Having introduced a new digitised archival system four years back, the library is now preparing to launch an online version. Dipak Aryal, research and publication director of the library, said the Pustakalaya is
all set to digitise all materials collected so far.
According to him, the library management is looking forward to manage periodicals, ephemera, audio/visuals, manuscripts and postage stamps, among others. “Our bid to systematise the record keeping will take place in several phases,” he said, adding that the management has already started recording books and photographs online.
Digitisation, already popular in libraries across the world, will largely help preserve and promote Nepali literature, say Pustakalaya officials. The library has already digitised almost 400 old Nepali books out of its total collection of 30,878, Aryal said. “The target is to record at least 500 books by next year.”
“We have also set up the same kind of mechanism to keep record of newspapers and journals,” he said. “Our recent record of newspapers include those that have already been torn or eaten up by insects.”
The Pustakalaya’s archive include each edition of more than 5,000 newspapers. Sub-editor at the library, Ananta Raj Koirala, said the old newspapers have been microfilmed to protect them from wear and tear.
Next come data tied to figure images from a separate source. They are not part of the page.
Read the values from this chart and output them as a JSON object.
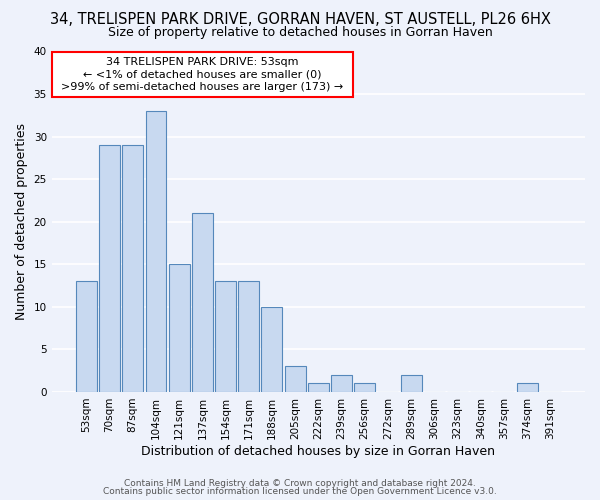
{
  "title": "34, TRELISPEN PARK DRIVE, GORRAN HAVEN, ST AUSTELL, PL26 6HX",
  "subtitle": "Size of property relative to detached houses in Gorran Haven",
  "xlabel": "Distribution of detached houses by size in Gorran Haven",
  "ylabel": "Number of detached properties",
  "bin_labels": [
    "53sqm",
    "70sqm",
    "87sqm",
    "104sqm",
    "121sqm",
    "137sqm",
    "154sqm",
    "171sqm",
    "188sqm",
    "205sqm",
    "222sqm",
    "239sqm",
    "256sqm",
    "272sqm",
    "289sqm",
    "306sqm",
    "323sqm",
    "340sqm",
    "357sqm",
    "374sqm",
    "391sqm"
  ],
  "bar_heights": [
    13,
    29,
    29,
    33,
    15,
    21,
    13,
    13,
    10,
    3,
    1,
    2,
    1,
    0,
    2,
    0,
    0,
    0,
    0,
    1,
    0
  ],
  "bar_color": "#c8d9f0",
  "bar_edge_color": "#5588bb",
  "ylim": [
    0,
    40
  ],
  "yticks": [
    0,
    5,
    10,
    15,
    20,
    25,
    30,
    35,
    40
  ],
  "annotation_text_line1": "34 TRELISPEN PARK DRIVE: 53sqm",
  "annotation_text_line2": "← <1% of detached houses are smaller (0)",
  "annotation_text_line3": ">99% of semi-detached houses are larger (173) →",
  "footer_line1": "Contains HM Land Registry data © Crown copyright and database right 2024.",
  "footer_line2": "Contains public sector information licensed under the Open Government Licence v3.0.",
  "background_color": "#eef2fb",
  "grid_color": "#ffffff",
  "title_fontsize": 10.5,
  "subtitle_fontsize": 9,
  "axis_label_fontsize": 9,
  "tick_fontsize": 7.5,
  "annotation_fontsize": 8,
  "footer_fontsize": 6.5
}
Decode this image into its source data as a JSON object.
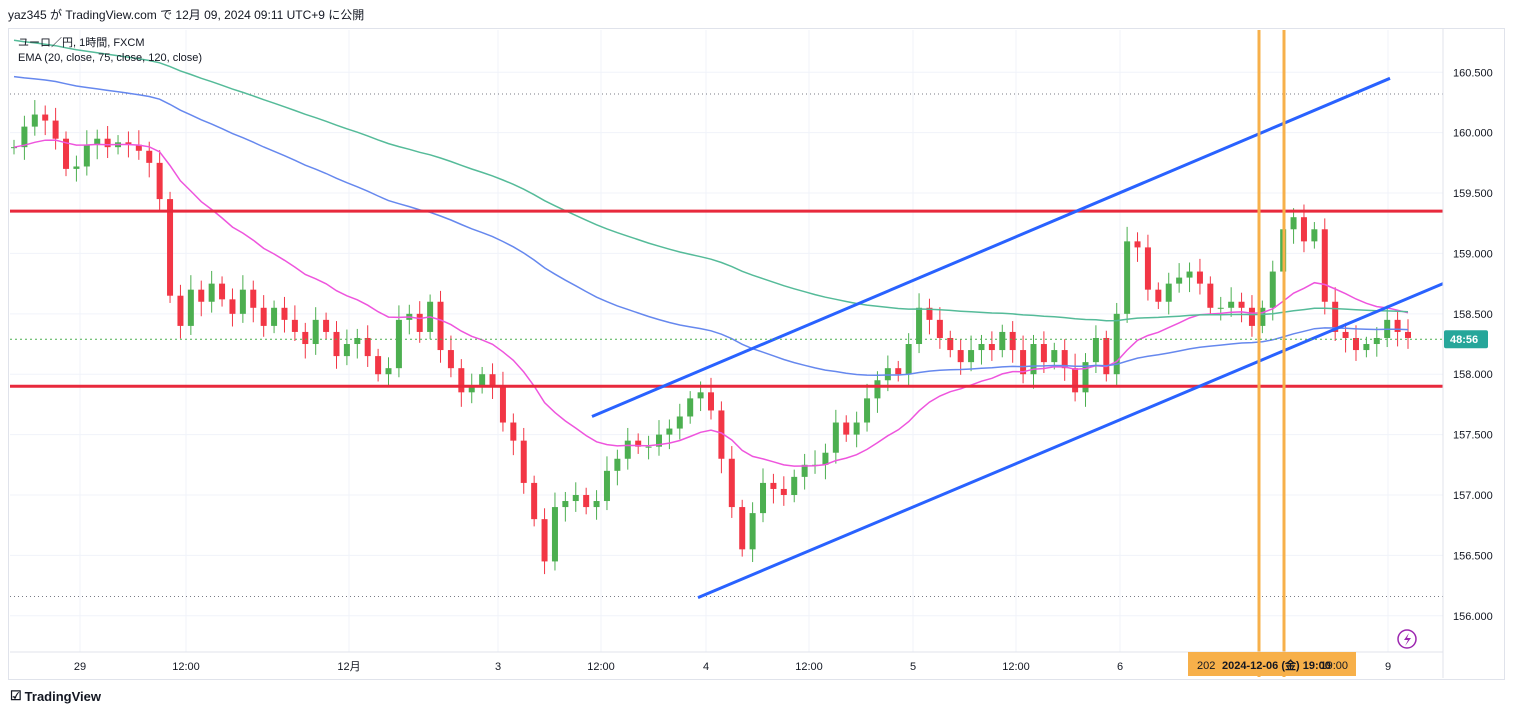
{
  "header": {
    "published": "yaz345 が TradingView.com で 12月 09, 2024 09:11 UTC+9 に公開"
  },
  "legend": {
    "symbol": "ユーロ／円, 1時間, FXCM",
    "indicator": "EMA (20, close, 75, close, 120, close)"
  },
  "footer": {
    "brand": "TradingView",
    "logo_icon": "tradingview-logo-icon"
  },
  "colors": {
    "up": "#4caf50",
    "down": "#f23645",
    "ema20": "#ee55dd",
    "ema75": "#6688ee",
    "ema120": "#55bb99",
    "channel": "#2962ff",
    "horizontal": "#e8293c",
    "vertical": "#f7b04a",
    "price_tag": "#26a69a"
  },
  "chart_data": {
    "type": "candlestick",
    "symbol": "ユーロ／円",
    "interval": "1時間",
    "source": "FXCM",
    "ylim": [
      155.7,
      160.85
    ],
    "price_ticks": [
      "160.500",
      "160.000",
      "159.500",
      "159.000",
      "158.500",
      "158.000",
      "157.500",
      "157.000",
      "156.500",
      "156.000"
    ],
    "x_ticks": [
      "29",
      "12:00",
      "12月",
      "3",
      "12:00",
      "4",
      "12:00",
      "5",
      "12:00",
      "6",
      "9"
    ],
    "current_price_tag": "48:56",
    "current_price": 158.29,
    "crosshair_label": "2024-12-06 (金) 19:00",
    "crosshair_label_left": "202",
    "crosshair_label_right": "19:00",
    "horizontal_levels": [
      159.35,
      157.9
    ],
    "upper_high_level": 160.32,
    "lower_low_level": 156.16,
    "channel_lines": [
      {
        "from": [
          0,
          157.65
        ],
        "to": [
          1,
          160.45
        ]
      },
      {
        "from": [
          0,
          156.15
        ],
        "to": [
          1,
          158.75
        ]
      }
    ],
    "ema_labels": [
      "EMA 20",
      "EMA 75",
      "EMA 120"
    ],
    "candles_note": "approximate hourly OHLC path",
    "price_path": [
      159.88,
      160.05,
      160.15,
      160.1,
      159.95,
      159.7,
      159.72,
      159.9,
      159.95,
      159.88,
      159.92,
      159.9,
      159.85,
      159.75,
      159.45,
      158.65,
      158.4,
      158.7,
      158.6,
      158.75,
      158.62,
      158.5,
      158.7,
      158.55,
      158.4,
      158.55,
      158.45,
      158.35,
      158.25,
      158.45,
      158.35,
      158.15,
      158.25,
      158.3,
      158.15,
      158.0,
      158.05,
      158.45,
      158.5,
      158.35,
      158.6,
      158.2,
      158.05,
      157.85,
      157.9,
      158.0,
      157.9,
      157.6,
      157.45,
      157.1,
      156.8,
      156.45,
      156.9,
      156.95,
      157.0,
      156.9,
      156.95,
      157.2,
      157.3,
      157.45,
      157.4,
      157.4,
      157.5,
      157.55,
      157.65,
      157.8,
      157.85,
      157.7,
      157.3,
      156.9,
      156.55,
      156.85,
      157.1,
      157.05,
      157.0,
      157.15,
      157.25,
      157.25,
      157.35,
      157.6,
      157.5,
      157.6,
      157.8,
      157.95,
      158.05,
      158.0,
      158.25,
      158.55,
      158.45,
      158.3,
      158.2,
      158.1,
      158.2,
      158.25,
      158.2,
      158.35,
      158.2,
      158.0,
      158.25,
      158.1,
      158.2,
      158.05,
      157.85,
      158.1,
      158.3,
      158.0,
      158.5,
      159.1,
      159.05,
      158.7,
      158.6,
      158.75,
      158.8,
      158.85,
      158.75,
      158.55,
      158.55,
      158.6,
      158.55,
      158.4,
      158.55,
      158.85,
      159.2,
      159.3,
      159.1,
      159.2,
      158.6,
      158.35,
      158.3,
      158.2,
      158.25,
      158.3,
      158.45,
      158.35,
      158.3
    ]
  }
}
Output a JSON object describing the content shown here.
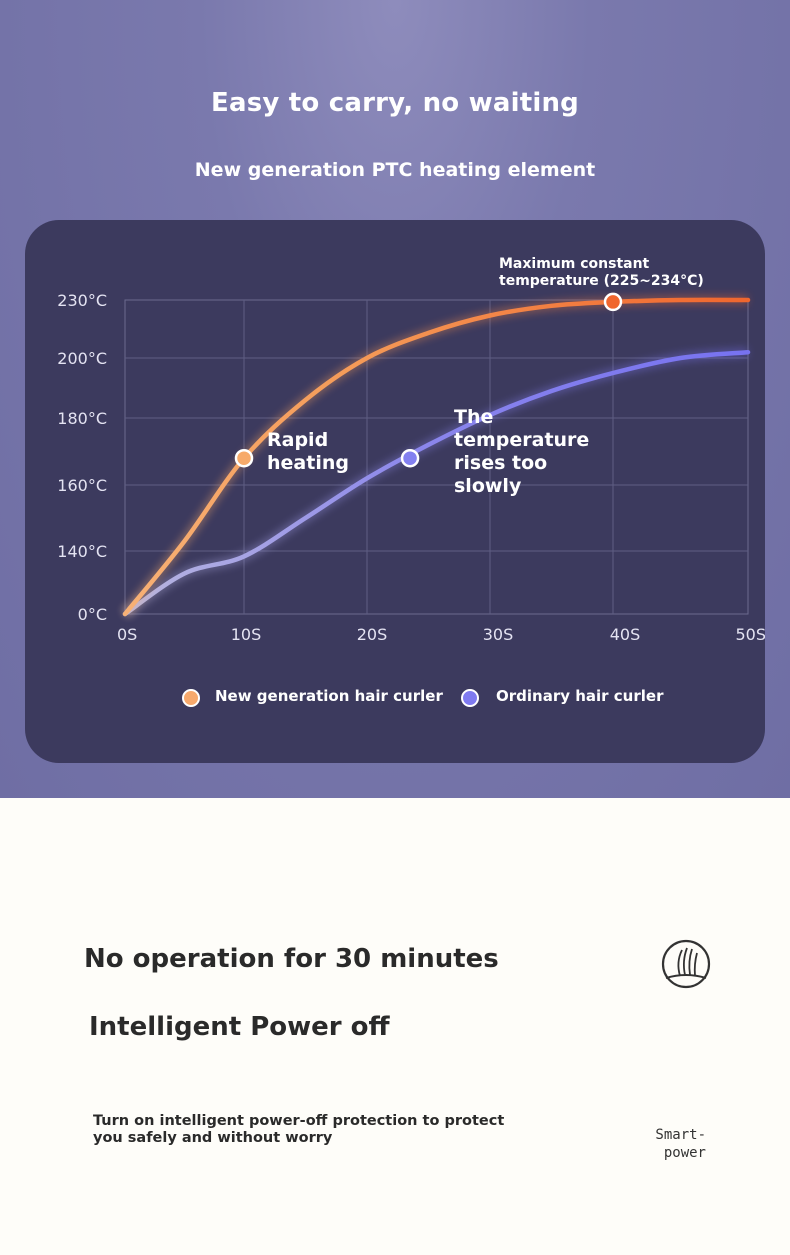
{
  "header": {
    "title": "Easy to carry, no waiting",
    "subtitle": "New generation PTC heating element"
  },
  "chart_data": {
    "type": "line",
    "title": "",
    "xlabel": "",
    "ylabel": "",
    "x_ticks": [
      "0S",
      "10S",
      "20S",
      "30S",
      "40S",
      "50S"
    ],
    "y_ticks": [
      "0°C",
      "140°C",
      "160°C",
      "180°C",
      "200°C",
      "230°C"
    ],
    "grid": true,
    "legend_position": "bottom-center",
    "series": [
      {
        "name": "New generation hair curler",
        "color_start": "#f7b176",
        "color_end": "#f0662e",
        "x": [
          0,
          5,
          10,
          15,
          20,
          25,
          30,
          35,
          40,
          45,
          50
        ],
        "y": [
          0,
          143,
          168,
          186,
          200,
          213,
          222,
          227,
          229,
          230,
          230
        ],
        "marker": {
          "x": 10,
          "y": 168
        }
      },
      {
        "name": "Ordinary hair curler",
        "color_start": "#b3b1dc",
        "color_end": "#7772f0",
        "x": [
          0,
          5,
          10,
          15,
          20,
          25,
          30,
          35,
          40,
          45,
          50
        ],
        "y": [
          0,
          90,
          128,
          150,
          162,
          172,
          181,
          189,
          195,
          200,
          203
        ],
        "marker": {
          "x": 23.5,
          "y": 168
        }
      }
    ],
    "annotations": {
      "rapid": "Rapid heating",
      "slow": "The temperature rises too slowly",
      "peak": "Maximum constant temperature (225~234°C)"
    }
  },
  "bottom": {
    "heading_1": "No operation for 30 minutes",
    "heading_2": "Intelligent Power off",
    "description": "Turn on intelligent power-off protection to protect you safely and without worry",
    "icon": "hair-strand-icon",
    "caption_line1": "Smart-",
    "caption_line2": "power"
  }
}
“We haven’t been able to digitise those microfilmed old newspapers because of the lack of enough budget and necessary equipment,” he said. “Therefore, it may take a little bit long time to convert the old newspapers into digital form.”
Since last year the Pustakalaya has been keeping digital record of newspapers everyday. Koirala said the library digitises around 50 newspapers including weeklies everyday.
Apart from books and newspapers, the library has also uploaded more than 500 old photographs that comprises exclusive portraits of Nepali litterateurs and palaces built, among others. “The process of recording photographs will also gradually be speeded up.” Out of the collection of nearly 40,000 photographs, 15,000 are old and black and white photos. Digitisation of ephemera, audio/visuals, manuscripts and postage stamps has begun in earnest.
According to Aryal, the library has been using four cameras and three scanners to digitise the collected materials. The government has started allocating Rs 1 million budget to the Pustakalaya from last year. The Ministry of Education endorses budget as a part of conditional grants given to libraries, archives and other similar organisations.
Aryal said the library has all that it requires to become a treasure trove of information and old literature. “But the government has to take necessary steps to develop Madan Puraskar Pustakalaya and make it as an important asset of the country,” he added.